Estate planning looks different for every California family. While some families’ estate planning needs are covered by just a last will and testament, other families might need more.
Families in those situations most often turn to trusts. Trusts are a great way to easily transfer assets to beneficiaries – known as a trustee, in relevance to the trust.
What are the advantages of using a trust?
Using a trust as an estate planning tool allows you to transfer assets to beneficiaries without needing to go through probate court. Oftentimes, probate can take a long time and a trust allows beneficiaries to have almost instant access to those assets.
You can also establish rules or requirements for the trustees to follow. While you can leave instructions in a last will and testament, a trust ensures those instructions will be followed to the letter.

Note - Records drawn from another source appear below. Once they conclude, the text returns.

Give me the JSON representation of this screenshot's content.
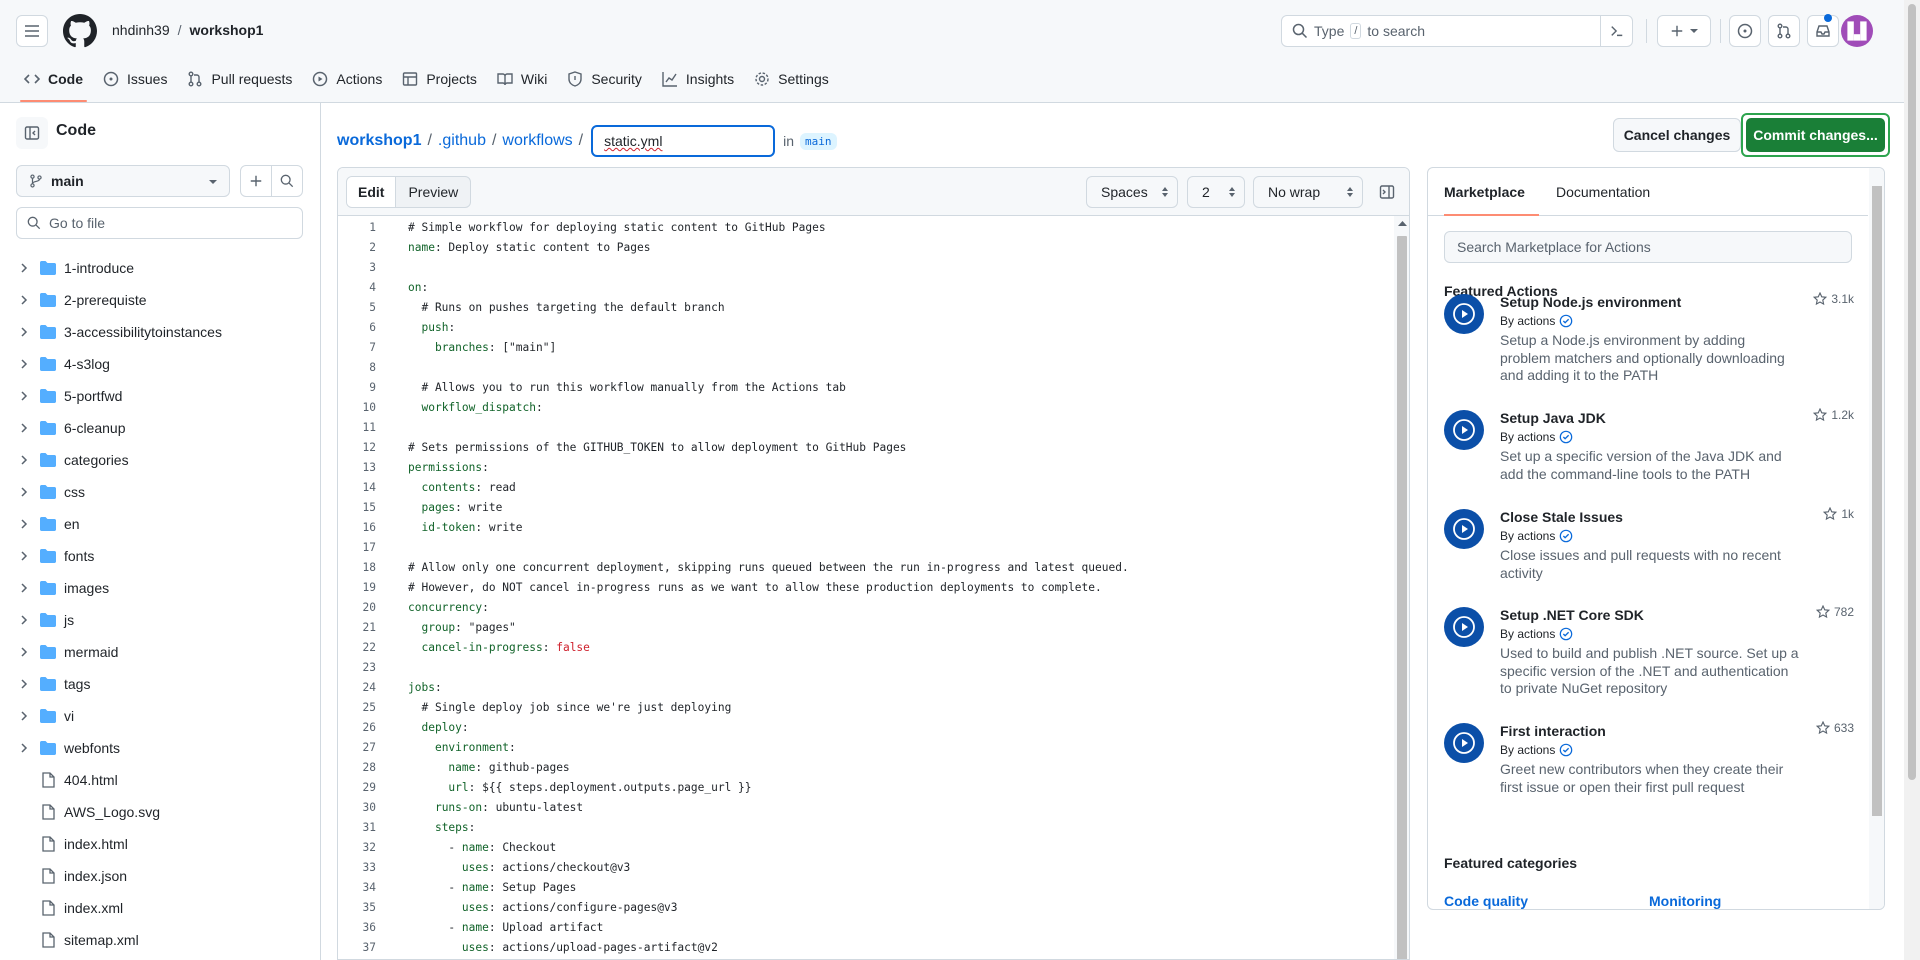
{
  "header": {
    "owner": "nhdinh39",
    "separator": "/",
    "repo": "workshop1",
    "search_placeholder_pre": "Type",
    "search_key": "/",
    "search_placeholder_post": "to search"
  },
  "tabs": [
    {
      "label": "Code",
      "icon": "code-icon",
      "selected": true
    },
    {
      "label": "Issues",
      "icon": "issue-opened-icon"
    },
    {
      "label": "Pull requests",
      "icon": "git-pull-request-icon"
    },
    {
      "label": "Actions",
      "icon": "play-icon"
    },
    {
      "label": "Projects",
      "icon": "table-icon"
    },
    {
      "label": "Wiki",
      "icon": "book-icon"
    },
    {
      "label": "Security",
      "icon": "shield-icon"
    },
    {
      "label": "Insights",
      "icon": "graph-icon"
    },
    {
      "label": "Settings",
      "icon": "gear-icon"
    }
  ],
  "sidebar": {
    "title": "Code",
    "branch": "main",
    "goto_placeholder": "Go to file",
    "items": [
      {
        "name": "1-introduce",
        "type": "dir"
      },
      {
        "name": "2-prerequiste",
        "type": "dir"
      },
      {
        "name": "3-accessibilitytoinstances",
        "type": "dir"
      },
      {
        "name": "4-s3log",
        "type": "dir"
      },
      {
        "name": "5-portfwd",
        "type": "dir"
      },
      {
        "name": "6-cleanup",
        "type": "dir"
      },
      {
        "name": "categories",
        "type": "dir"
      },
      {
        "name": "css",
        "type": "dir"
      },
      {
        "name": "en",
        "type": "dir"
      },
      {
        "name": "fonts",
        "type": "dir"
      },
      {
        "name": "images",
        "type": "dir"
      },
      {
        "name": "js",
        "type": "dir"
      },
      {
        "name": "mermaid",
        "type": "dir"
      },
      {
        "name": "tags",
        "type": "dir"
      },
      {
        "name": "vi",
        "type": "dir"
      },
      {
        "name": "webfonts",
        "type": "dir"
      },
      {
        "name": "404.html",
        "type": "file"
      },
      {
        "name": "AWS_Logo.svg",
        "type": "file"
      },
      {
        "name": "index.html",
        "type": "file"
      },
      {
        "name": "index.json",
        "type": "file"
      },
      {
        "name": "index.xml",
        "type": "file"
      },
      {
        "name": "sitemap.xml",
        "type": "file"
      }
    ]
  },
  "breadcrumb": {
    "repo": "workshop1",
    "dir1": ".github",
    "dir2": "workflows",
    "sep": "/",
    "filename": "static.yml",
    "in_label": "in",
    "branch": "main"
  },
  "actions": {
    "cancel": "Cancel changes",
    "commit": "Commit changes..."
  },
  "editor": {
    "edit_tab": "Edit",
    "preview_tab": "Preview",
    "indent_mode": "Spaces",
    "indent_size": "2",
    "wrap_mode": "No wrap",
    "lines": [
      "# Simple workflow for deploying static content to GitHub Pages",
      "name: Deploy static content to Pages",
      "",
      "on:",
      "  # Runs on pushes targeting the default branch",
      "  push:",
      "    branches: [\"main\"]",
      "",
      "  # Allows you to run this workflow manually from the Actions tab",
      "  workflow_dispatch:",
      "",
      "# Sets permissions of the GITHUB_TOKEN to allow deployment to GitHub Pages",
      "permissions:",
      "  contents: read",
      "  pages: write",
      "  id-token: write",
      "",
      "# Allow only one concurrent deployment, skipping runs queued between the run in-progress and latest queued.",
      "# However, do NOT cancel in-progress runs as we want to allow these production deployments to complete.",
      "concurrency:",
      "  group: \"pages\"",
      "  cancel-in-progress: false",
      "",
      "jobs:",
      "  # Single deploy job since we're just deploying",
      "  deploy:",
      "    environment:",
      "      name: github-pages",
      "      url: ${{ steps.deployment.outputs.page_url }}",
      "    runs-on: ubuntu-latest",
      "    steps:",
      "      - name: Checkout",
      "        uses: actions/checkout@v3",
      "      - name: Setup Pages",
      "        uses: actions/configure-pages@v3",
      "      - name: Upload artifact",
      "        uses: actions/upload-pages-artifact@v2"
    ]
  },
  "marketplace": {
    "tab_marketplace": "Marketplace",
    "tab_docs": "Documentation",
    "search_placeholder": "Search Marketplace for Actions",
    "featured_actions_title": "Featured Actions",
    "items": [
      {
        "title": "Setup Node.js environment",
        "by": "By actions",
        "stars": "3.1k",
        "desc": [
          "Setup a Node.js environment by adding",
          "problem matchers and optionally downloading",
          "and adding it to the PATH"
        ]
      },
      {
        "title": "Setup Java JDK",
        "by": "By actions",
        "stars": "1.2k",
        "desc": [
          "Set up a specific version of the Java JDK and",
          "add the command-line tools to the PATH"
        ]
      },
      {
        "title": "Close Stale Issues",
        "by": "By actions",
        "stars": "1k",
        "desc": [
          "Close issues and pull requests with no recent",
          "activity"
        ]
      },
      {
        "title": "Setup .NET Core SDK",
        "by": "By actions",
        "stars": "782",
        "desc": [
          "Used to build and publish .NET source. Set up a",
          "specific version of the .NET and authentication",
          "to private NuGet repository"
        ]
      },
      {
        "title": "First interaction",
        "by": "By actions",
        "stars": "633",
        "desc": [
          "Greet new contributors when they create their",
          "first issue or open their first pull request"
        ]
      }
    ],
    "featured_categories_title": "Featured categories",
    "categories": [
      "Code quality",
      "Monitoring"
    ]
  },
  "colors": {
    "accent": "#0969da",
    "commit_green": "#1a7f37",
    "tab_underline": "#fd8c73"
  }
}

What are the types of trusts?
Trusts can either be revocable or irrevocable. Revocable trusts allow you to make changes right up until the point of your death, and it also allows your family to make changes after you’ve passed.
Irrevocable trusts do not let you make changes or modifications. Once you place assets into the trust, they can’t come out unless certain rules or requirements are met.
There are advantages to both. Passing along assets in a revocable trust might allow your beneficiaries to blow through their inheritance at an alarming rate, while irrevocable trusts prevent that from happening.
Which is right for me?
The type of trust you choose will depend entirely on the needs of your family. For example, you might need a special needs trust or a trust that is specifically designed to take care of minor children.
Choosing the right trust can be an intimidating process. However, they are still one of the best estate planning tools available to families.